Медленно, временами останавливаясь перевести дух, Фауст поднимался по винтовой лестнице. Сзади, поддерживая своего учителя, шел Вагнер и освещал дорогу фонарем.
Ступень за ступенью – итак семьдесят ступеней.
Вот и показалась верхняя площадка этажа. Четыре окна дают прекрасный обзор, смотрят они на все четыре стороны. Через стекла окон сияет ясное звездное небо.
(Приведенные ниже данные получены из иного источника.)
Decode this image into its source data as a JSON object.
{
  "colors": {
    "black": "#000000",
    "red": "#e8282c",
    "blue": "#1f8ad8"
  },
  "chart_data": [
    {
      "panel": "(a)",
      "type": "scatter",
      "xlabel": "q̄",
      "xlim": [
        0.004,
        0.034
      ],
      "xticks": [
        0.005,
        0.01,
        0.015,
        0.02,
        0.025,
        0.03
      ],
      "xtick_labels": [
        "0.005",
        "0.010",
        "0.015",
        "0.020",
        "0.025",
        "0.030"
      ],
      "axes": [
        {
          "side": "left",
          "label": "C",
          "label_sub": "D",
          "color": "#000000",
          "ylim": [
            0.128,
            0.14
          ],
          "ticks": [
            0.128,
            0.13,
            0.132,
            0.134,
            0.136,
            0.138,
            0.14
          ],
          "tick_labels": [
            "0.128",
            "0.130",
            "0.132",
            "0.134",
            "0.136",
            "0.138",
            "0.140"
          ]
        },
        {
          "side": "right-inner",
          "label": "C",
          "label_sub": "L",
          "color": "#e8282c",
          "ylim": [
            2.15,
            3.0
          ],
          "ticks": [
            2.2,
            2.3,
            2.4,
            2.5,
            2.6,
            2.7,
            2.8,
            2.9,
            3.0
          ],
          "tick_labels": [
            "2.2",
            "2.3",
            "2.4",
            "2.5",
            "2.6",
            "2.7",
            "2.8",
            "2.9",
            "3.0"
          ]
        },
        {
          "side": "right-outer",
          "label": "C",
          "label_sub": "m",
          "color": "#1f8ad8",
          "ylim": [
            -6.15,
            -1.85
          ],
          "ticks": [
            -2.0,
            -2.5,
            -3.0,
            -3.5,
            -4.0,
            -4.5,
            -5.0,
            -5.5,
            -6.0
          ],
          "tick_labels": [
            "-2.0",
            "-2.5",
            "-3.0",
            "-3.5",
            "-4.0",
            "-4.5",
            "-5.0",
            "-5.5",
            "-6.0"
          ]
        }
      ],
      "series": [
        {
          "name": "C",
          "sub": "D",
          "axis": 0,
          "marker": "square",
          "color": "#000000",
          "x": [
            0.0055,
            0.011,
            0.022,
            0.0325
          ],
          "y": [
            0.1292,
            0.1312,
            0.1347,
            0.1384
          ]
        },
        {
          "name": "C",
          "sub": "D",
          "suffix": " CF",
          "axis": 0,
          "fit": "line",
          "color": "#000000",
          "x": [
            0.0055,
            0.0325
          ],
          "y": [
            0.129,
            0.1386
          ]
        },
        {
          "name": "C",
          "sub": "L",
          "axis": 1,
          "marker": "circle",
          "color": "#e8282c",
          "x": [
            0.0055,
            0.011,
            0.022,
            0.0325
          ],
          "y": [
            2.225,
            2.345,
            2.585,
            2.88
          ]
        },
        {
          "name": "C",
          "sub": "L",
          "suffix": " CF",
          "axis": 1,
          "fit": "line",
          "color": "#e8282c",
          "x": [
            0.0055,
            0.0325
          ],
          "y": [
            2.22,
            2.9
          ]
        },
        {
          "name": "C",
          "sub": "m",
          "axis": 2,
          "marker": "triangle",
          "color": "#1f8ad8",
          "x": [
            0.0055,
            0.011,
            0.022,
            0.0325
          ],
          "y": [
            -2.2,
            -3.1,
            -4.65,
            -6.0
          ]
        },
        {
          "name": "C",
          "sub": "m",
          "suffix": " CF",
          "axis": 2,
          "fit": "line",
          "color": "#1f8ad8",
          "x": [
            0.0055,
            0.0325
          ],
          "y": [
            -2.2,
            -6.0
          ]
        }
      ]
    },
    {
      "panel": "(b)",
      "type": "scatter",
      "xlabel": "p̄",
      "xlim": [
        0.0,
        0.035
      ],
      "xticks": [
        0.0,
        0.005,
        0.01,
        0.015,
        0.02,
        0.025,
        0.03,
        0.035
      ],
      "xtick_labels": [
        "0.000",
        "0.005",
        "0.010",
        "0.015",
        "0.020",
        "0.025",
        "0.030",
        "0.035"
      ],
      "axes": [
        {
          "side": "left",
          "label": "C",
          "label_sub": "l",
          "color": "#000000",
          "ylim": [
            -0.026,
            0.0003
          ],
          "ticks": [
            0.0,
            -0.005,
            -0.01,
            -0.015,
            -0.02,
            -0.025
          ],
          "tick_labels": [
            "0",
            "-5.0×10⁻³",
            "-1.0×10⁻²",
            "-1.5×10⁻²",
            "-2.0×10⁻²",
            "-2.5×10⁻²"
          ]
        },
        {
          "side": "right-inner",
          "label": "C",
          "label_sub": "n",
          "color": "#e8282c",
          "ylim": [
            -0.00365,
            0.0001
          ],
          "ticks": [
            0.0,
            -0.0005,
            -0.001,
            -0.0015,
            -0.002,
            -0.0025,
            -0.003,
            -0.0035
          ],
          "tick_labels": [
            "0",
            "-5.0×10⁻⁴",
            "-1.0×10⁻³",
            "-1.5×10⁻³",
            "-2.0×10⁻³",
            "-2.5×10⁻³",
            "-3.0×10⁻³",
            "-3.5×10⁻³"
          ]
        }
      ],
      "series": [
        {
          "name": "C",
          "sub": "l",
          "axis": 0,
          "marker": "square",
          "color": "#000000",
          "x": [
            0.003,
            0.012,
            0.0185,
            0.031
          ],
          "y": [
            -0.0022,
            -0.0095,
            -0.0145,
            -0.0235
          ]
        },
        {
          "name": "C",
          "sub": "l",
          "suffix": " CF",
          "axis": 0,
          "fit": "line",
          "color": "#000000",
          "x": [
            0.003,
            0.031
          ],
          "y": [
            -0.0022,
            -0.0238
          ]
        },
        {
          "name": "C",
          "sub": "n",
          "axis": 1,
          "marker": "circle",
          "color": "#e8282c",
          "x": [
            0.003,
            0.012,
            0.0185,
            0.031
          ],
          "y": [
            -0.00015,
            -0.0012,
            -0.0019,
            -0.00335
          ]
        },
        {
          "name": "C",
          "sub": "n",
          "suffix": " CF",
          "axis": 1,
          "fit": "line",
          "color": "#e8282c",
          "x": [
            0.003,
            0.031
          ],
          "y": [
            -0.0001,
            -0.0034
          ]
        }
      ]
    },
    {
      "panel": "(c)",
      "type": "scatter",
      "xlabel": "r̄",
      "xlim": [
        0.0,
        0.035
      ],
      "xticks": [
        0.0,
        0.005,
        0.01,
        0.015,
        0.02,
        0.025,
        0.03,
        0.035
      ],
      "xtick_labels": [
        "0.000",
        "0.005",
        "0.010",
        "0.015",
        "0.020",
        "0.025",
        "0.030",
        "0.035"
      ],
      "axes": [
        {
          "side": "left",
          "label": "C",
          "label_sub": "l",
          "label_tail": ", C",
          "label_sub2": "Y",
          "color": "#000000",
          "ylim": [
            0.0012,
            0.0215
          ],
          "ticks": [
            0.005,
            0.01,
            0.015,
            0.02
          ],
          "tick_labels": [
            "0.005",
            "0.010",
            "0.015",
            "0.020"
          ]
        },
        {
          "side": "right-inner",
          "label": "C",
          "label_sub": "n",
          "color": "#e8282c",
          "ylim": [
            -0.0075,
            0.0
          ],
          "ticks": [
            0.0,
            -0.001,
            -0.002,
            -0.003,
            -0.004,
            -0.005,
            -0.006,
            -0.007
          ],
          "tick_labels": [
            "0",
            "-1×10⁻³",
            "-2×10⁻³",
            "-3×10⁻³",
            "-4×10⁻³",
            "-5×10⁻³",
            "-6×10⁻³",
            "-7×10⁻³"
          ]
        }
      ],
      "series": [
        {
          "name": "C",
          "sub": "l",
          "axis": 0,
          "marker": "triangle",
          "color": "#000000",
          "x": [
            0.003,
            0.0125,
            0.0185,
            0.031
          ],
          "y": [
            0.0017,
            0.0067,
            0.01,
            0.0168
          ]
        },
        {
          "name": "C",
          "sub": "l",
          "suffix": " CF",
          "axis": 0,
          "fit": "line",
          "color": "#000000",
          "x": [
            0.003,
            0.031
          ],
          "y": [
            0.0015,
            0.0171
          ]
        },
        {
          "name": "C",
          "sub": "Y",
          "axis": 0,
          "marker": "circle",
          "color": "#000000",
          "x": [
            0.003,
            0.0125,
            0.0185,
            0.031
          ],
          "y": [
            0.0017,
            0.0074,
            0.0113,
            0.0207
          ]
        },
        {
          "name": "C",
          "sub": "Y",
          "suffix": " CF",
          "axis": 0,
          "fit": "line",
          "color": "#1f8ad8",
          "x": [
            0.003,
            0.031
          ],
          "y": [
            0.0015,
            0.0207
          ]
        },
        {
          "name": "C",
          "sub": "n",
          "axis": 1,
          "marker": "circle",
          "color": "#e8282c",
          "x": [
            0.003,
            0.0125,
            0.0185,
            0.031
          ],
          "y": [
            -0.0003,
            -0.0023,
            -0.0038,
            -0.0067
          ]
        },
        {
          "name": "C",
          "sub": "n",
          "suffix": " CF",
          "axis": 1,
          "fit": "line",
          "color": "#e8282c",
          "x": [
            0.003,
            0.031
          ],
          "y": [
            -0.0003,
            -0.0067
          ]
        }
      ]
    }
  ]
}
Фауст и его ученик стояли на светлой площадке. Вагнер поставил в углу фонарь.
– О какой холодный ветер продувает нас! У меня дрожь по телу. Не надо вам оставаться здесь надолго, доминус доктор. Возьмите свою палку. Когда будете спускаться, нащупывайте ногой ступени, чтобы ненароком не упасть. Доброй ночи, доктор!
Вагнер развернулся и начал спускаться по ступеням. Фауст, стоя в одиночестве, запрокинул голову к звездному небу:
– О чем учит нас святая церковь? Она велит нас считать, что земля наша – пуп Вселенной, ее центр, а все светила, также и солнце, двигаются вокруг нее. Девять небес над нами, одно высится над другим. Но так ли это? Полон сомнений я, и, кажется, недаром они… О истина, где ты? Дано ли мне узнать тебя?
Отчаяние терзало Фауста, не находил от ответа на эти вопросы. Покорно склонил Фауст свою массивную седую голову сведенные перед грудью руки. Огромное безмерное небо давило на него. Каким маленьким и ничтожным он показался себе в это миг!
Не откроется ему истина никогда! Потрачена целая жизнь, а на что? Горько, горько было на душе у великого алхимика. Все, что и осталось сейчас, так это с башни вниз головой. Ну же смелей, несчастный Фауст, смелее! Здесь истина точно с тобой – упал и нет тебя. И никаких сомнений!
Обуреваемый неизгладимой тоской и меланхолией, ученый двигался к окну, как будто какая – то невидимая сила влекла его именно сюда. Вот Фауст перегнулся через подоконник. Зияющая непроглядной темнотой, и оттого казавшаяся бездонной, черная пропасть потянула его к себе. Закружилась голова… Какая она, смерть? Вот и встреча наша…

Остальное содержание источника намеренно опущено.